Is It Time for a People's Crypto-Currency?

| Sunday, January 14, 2018 | |
Watching the amazing ups and downs of the CryptoCurrencies over this last week (driven, I think, in part by an understanding that the unstable fiat currencies run by the nation states are largely controlled by large banking and investors) has been sobering.  Even the likes of Goldman-Sachs have said that investment in them is a better and more secure bet than speculating in gold.  People have become overnight millionaires or overnight paupers, businesses have added the more well known of the Cryptos to the pallet of currencies they'll accept online or at the counter, and the nation states have, in general, struggled as to how to respond to these international, uncontrollable, and largely untraceable currencies.  The Cryptos have become in recent weeks the thing that we were always told they would never be:  Real.

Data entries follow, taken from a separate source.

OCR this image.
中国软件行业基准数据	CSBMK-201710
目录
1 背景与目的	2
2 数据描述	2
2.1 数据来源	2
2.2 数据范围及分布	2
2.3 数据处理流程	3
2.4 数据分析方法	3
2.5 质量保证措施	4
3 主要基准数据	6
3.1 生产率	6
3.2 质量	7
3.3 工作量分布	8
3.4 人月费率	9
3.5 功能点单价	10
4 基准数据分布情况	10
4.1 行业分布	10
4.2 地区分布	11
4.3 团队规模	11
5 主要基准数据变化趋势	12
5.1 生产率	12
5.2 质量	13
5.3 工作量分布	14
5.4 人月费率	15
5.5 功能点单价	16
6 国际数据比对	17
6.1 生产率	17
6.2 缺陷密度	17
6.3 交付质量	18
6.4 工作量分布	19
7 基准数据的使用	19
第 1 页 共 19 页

Given that, and given that we're right on the edge of the blockchain revolution, maybe it's time:  Time that We, the People, us huddled masses yearning to breathe free, us guys, used that opportunity to create something decent, a way around the dominated economic system to which we all seem enslaved.  Something incorporating some of the best elements of social financing like Universal Basic Income, but minimizing the vulnerability to manipulation and monopoly, something like that.  None of this is rocket surgery, so to speak.  The blockchain programming that underlies most all of the CryptoCurrencies is available free to anyone on the web, and any programmer with a decent knowledge of C++ and yen to do so can make the modifications necessary.

Here's how I think it could work:  We create a People's Crypto (let's call it, since I'm an Egotist, Mungobucks for the moment).  You download a unique wallet similar to the ones used for Bitcoin and Litecoin and the rest.  Here's the difference, though.  Instead of the blocks being "mined", at the beginning of every month, your account is automatically charged with 1000 Mungobucks.  You don't have to do anything.  January 1, you look at your account, and there they are.  You are free to spend them on anything you wish:  food, rent, videogames, hookers, great literature, base literature, (or, of course, any of my books) education for your kids, tools for your new startups, single bottles of REALLY expensive wine, it's all up to you.  Here's the catch:  at the end of the month, the Mungobucks expire.  You can't roll them over.  You can't sit on them, you can't save them, and they can't be used for any financial investment or institution, because those entities can't own wallets for them.

But If I buy your poetry chap for a Mungobuck, something wonderful happens.  When it's transferred to your wallet, it gets another month of life, another 30 days added to it's lifespan, and in that time you can spend it on whatever you wish.  Spend it on a new bicycle and, voila, the bike vendor's account is credited with new Mungobucks, and those new bucks enter their account with 30 days of usefullness.  The money MUST be spent, must be circulated, or it dies.  The currency is created automatically (just as current fiat currencies are created by public expenditures) and destroyed by time (just as the current fiat currencies are destroyed, if you buy Modern Monetary Theory, by taxes).

It would spur entrepreneurism, it would fund art and education and child care and any number of positive things attributed to UBI, but without government interference or corporate dominance by financials.  Might people set up multiple accounts to get multiple charges of Mungobucks?  Probably, though it would be fairly easy to make that complicated and difficult.  As long as it wasn't pandemic, it wouldn't matter.  Would people accept them as currency?  They'd be insane not to.  Since I have them and YOU have them, why would we not both accept them for food or work or goods?

 It would also do a great deal to address the gap between the elites and the rest of us financially, making it possible for human beings to simply live without selling themselves into slavery to do so. Now,  there are doubtless a billion things of which I've not thought.  There are probably a hundred pitfalls and potential failings (as well as an equal amount of potential successes and advantages) that I haven't seen, but one thing is, to me, certain:  The current economic system, run as it is by the biggest players and the richest accounts on Earth, has ceased to serve the bulk of humanity adequately.  Maybe, just maybe, the democratization of the currency system can go some distance in ameliorating that.

Besides, it would be fun to watch the big boys scramble for once.